= Our Don Bradman =

"Our Don Bradman" is a 1930 song by Jack O'Hagan about the legendary Australian cricketer Donald Bradman. It was written just before the 1930 Ashes Test Series between England and Australia, which was held in England that year.

==Content==
The song celebrates Donald Bradman as someone who "has won Australia's very highest praise". It lists his achievements and talents, and declares him the person whom "all Australia raves about", more than "Amy Johnson or little Mickey Mouse". The song also mentions other contemporary Australian cricketers, namely Bill Woodfull, Clarrie Grimmett, Bill Ponsford, Alan Kippax "and the rest", but even though the singer acknowledges that they have "gallantly and nobly done their share", Bradman still "tops them all". The lines "How that Mister Lion, poor fish / must just sit and wish and wish / that our Don had never come across the foam" refer to the lion, one of the symbols of English cricket. The lyrics also mention the British cricketers Maurice Tate and Harold Larwood.

==Lyrics==

Who is it that all Australia raves about?
Who has won our very highest praise?
Now it isn't Amy Johnson or little Mickey Mouse?
No! It's just a country lad who's bringing down the house.
And he's

Chorus:
Our Don Bradman,
And I ask you is he any good?
Our Don Bradman,
As a batsman he can sure lay on the wood:
For when he goes in to bat
He knocks ev'ry record flat,
For there isn't anything he cannot do,
Our Don Bradman,
Every Aussie "dips his lid" to you.

Woodfull, Grimmett, Ponsford, Kippax, and the rest
Proved that they were equal to the best;
Now gallantly and nobly we know they've done their share,
But there's one who tops them — a real devil-may-care,
And he's

Our Don Bradman.
Now I ask you is he any good?
Our Don Bradman,
As a batsman he is certainly "plum pud".
Tate and Larwood meet their fate,
For it's always "shut the gate"
When the boy from Bowral hits four after four.
Our Don Bradman
Always manages to top the score.

How that Mister Lion, poor fish, must sit and wish and wish
That our Don had never come across the foam,
Our Don Bradman,
What a welcome waits for you back home,
Tho' those cricketers, now gone — Trumper, Spofforth, and so on —
Wrote their name for ever in the hall of fame,
Our Don Bradman
Is the greatest ever played the game.
(Chorus)

==Public reception==
The song was recorded with a vocal by Art Leonard and released in July 1930 by Regal. Some of O'Hagan's verses were omitted. On the B-side was another cricket song, "Our Eleven", written by Jack Lumsdaine. The sheet music was released at the same time, just as Bradman scored a triple-century in a Test match in England, and sold 40,000 copies in a few days. A piano roll was also released that month, recorded by Laurel Pardey.

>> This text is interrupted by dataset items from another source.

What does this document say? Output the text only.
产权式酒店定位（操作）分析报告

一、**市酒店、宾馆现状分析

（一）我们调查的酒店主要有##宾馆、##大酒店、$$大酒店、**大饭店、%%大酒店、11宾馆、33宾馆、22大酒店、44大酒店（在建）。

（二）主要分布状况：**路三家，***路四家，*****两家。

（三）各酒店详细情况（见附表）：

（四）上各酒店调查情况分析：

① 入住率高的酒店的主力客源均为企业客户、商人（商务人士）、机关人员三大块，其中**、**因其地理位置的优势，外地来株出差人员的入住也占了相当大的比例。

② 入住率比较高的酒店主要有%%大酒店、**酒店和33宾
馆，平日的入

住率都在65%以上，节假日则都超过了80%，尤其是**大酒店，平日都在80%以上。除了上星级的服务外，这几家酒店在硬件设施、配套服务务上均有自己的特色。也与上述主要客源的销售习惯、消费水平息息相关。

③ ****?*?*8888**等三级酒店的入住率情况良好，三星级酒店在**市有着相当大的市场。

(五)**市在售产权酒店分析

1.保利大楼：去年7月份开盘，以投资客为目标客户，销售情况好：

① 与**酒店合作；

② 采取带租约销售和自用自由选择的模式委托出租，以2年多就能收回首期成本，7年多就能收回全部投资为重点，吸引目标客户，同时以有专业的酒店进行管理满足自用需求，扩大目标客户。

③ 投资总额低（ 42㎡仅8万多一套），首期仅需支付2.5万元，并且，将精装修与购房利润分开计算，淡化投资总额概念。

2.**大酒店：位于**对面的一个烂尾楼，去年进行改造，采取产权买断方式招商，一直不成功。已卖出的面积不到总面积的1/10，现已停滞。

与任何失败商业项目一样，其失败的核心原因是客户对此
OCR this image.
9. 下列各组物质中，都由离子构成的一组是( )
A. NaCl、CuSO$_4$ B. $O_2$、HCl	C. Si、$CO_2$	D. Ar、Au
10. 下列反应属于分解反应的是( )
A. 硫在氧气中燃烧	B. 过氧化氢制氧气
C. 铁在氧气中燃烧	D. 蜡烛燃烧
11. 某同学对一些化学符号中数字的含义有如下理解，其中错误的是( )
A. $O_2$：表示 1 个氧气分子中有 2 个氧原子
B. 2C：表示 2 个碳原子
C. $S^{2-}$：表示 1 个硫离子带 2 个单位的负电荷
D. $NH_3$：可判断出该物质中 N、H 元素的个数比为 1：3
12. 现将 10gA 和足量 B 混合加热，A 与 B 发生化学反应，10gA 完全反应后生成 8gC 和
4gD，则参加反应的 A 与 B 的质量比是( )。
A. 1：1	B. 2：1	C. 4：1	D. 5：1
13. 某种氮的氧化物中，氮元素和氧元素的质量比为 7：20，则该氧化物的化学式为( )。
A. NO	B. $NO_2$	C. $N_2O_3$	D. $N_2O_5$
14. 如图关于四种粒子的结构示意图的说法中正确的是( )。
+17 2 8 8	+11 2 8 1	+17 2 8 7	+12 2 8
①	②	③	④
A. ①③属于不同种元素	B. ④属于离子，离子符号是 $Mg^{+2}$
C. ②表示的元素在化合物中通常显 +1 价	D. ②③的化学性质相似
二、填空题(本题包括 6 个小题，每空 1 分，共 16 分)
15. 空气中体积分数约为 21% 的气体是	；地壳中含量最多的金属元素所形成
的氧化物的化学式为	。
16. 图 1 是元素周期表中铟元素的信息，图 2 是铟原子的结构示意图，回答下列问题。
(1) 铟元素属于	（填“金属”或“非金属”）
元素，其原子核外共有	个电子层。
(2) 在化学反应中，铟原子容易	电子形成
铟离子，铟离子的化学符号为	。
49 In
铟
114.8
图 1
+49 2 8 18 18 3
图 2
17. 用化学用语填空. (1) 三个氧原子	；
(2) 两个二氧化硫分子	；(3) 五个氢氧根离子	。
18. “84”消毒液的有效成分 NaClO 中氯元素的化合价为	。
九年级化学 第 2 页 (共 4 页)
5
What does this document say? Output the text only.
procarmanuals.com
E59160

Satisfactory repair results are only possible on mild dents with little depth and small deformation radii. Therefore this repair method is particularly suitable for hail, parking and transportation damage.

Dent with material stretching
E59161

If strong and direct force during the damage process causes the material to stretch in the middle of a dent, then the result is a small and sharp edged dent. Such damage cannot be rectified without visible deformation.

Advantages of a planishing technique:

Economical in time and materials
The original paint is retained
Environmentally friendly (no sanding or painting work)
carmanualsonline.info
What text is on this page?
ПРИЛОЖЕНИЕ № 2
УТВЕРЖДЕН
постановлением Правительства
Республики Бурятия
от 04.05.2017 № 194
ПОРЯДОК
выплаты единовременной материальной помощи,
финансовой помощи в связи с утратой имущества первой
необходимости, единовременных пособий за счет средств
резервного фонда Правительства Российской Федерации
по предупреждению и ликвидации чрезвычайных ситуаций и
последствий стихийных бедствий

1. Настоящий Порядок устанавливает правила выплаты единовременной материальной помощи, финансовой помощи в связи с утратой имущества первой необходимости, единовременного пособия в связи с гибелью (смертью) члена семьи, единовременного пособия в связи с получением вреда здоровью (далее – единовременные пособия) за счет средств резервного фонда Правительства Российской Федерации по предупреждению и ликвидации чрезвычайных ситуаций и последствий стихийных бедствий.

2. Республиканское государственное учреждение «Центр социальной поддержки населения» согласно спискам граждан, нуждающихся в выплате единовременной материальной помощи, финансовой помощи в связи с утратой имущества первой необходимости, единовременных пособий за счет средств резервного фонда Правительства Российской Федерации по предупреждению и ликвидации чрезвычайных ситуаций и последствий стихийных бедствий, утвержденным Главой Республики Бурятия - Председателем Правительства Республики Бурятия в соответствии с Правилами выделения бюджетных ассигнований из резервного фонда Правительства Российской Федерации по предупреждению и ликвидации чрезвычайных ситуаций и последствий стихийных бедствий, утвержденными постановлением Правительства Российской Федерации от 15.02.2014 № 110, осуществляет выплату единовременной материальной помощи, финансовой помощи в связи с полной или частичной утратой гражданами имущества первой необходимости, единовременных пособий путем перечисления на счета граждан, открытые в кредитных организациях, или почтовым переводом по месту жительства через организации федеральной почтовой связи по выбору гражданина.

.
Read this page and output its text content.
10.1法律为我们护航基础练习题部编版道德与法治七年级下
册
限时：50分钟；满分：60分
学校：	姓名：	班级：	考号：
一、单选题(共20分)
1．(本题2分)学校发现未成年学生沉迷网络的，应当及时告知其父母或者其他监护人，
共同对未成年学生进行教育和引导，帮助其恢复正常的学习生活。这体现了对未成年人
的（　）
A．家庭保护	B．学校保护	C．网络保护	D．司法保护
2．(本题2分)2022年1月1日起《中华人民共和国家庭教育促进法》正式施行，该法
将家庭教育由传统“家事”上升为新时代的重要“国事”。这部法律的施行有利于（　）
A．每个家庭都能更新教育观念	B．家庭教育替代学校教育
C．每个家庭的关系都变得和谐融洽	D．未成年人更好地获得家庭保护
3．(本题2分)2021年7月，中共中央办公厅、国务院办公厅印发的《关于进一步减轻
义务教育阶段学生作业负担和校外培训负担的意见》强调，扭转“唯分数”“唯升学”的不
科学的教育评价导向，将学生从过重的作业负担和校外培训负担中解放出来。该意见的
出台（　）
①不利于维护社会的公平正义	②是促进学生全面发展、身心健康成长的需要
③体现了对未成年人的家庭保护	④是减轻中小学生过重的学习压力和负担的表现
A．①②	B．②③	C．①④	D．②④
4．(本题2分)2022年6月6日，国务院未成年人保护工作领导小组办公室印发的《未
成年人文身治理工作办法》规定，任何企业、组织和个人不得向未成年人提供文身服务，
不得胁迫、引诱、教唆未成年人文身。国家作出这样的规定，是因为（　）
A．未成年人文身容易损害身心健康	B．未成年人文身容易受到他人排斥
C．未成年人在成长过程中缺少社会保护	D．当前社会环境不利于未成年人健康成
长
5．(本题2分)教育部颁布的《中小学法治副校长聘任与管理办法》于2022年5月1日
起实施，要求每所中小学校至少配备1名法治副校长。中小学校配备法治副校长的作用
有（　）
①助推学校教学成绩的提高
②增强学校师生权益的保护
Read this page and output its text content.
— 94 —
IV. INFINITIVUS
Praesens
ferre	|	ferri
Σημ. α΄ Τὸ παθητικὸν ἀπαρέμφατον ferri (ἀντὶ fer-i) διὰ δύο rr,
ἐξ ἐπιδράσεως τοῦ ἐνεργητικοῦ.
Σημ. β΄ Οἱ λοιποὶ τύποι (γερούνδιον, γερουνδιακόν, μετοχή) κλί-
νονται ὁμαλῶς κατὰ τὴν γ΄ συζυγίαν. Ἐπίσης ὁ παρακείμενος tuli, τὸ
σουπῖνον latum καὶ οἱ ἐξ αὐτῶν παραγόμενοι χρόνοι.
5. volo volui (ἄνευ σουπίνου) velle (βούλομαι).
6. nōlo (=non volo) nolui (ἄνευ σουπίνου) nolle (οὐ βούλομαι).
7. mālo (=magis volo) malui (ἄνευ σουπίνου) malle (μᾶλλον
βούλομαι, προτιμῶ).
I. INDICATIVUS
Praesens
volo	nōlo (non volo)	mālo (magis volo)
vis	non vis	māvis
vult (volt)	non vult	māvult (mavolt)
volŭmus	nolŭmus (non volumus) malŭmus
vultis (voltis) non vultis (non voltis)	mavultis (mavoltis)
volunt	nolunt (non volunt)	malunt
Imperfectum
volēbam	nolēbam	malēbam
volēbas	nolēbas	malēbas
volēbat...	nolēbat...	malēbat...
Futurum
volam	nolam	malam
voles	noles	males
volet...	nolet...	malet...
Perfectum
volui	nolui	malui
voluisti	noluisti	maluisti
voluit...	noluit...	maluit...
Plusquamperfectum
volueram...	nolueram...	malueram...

The song quickly became popular, and within a few weeks it was being performed at community concerts around Australia. When Bradman returned to his home town of Bowral in November 1930 after the triumphant tour of England, the band at the civic reception played "Our Don Bradman".

The song was voted number one by teenage listeners of radio station 2UW in Sydney in 1967 after it was played as a joke for a listener who had sent it in.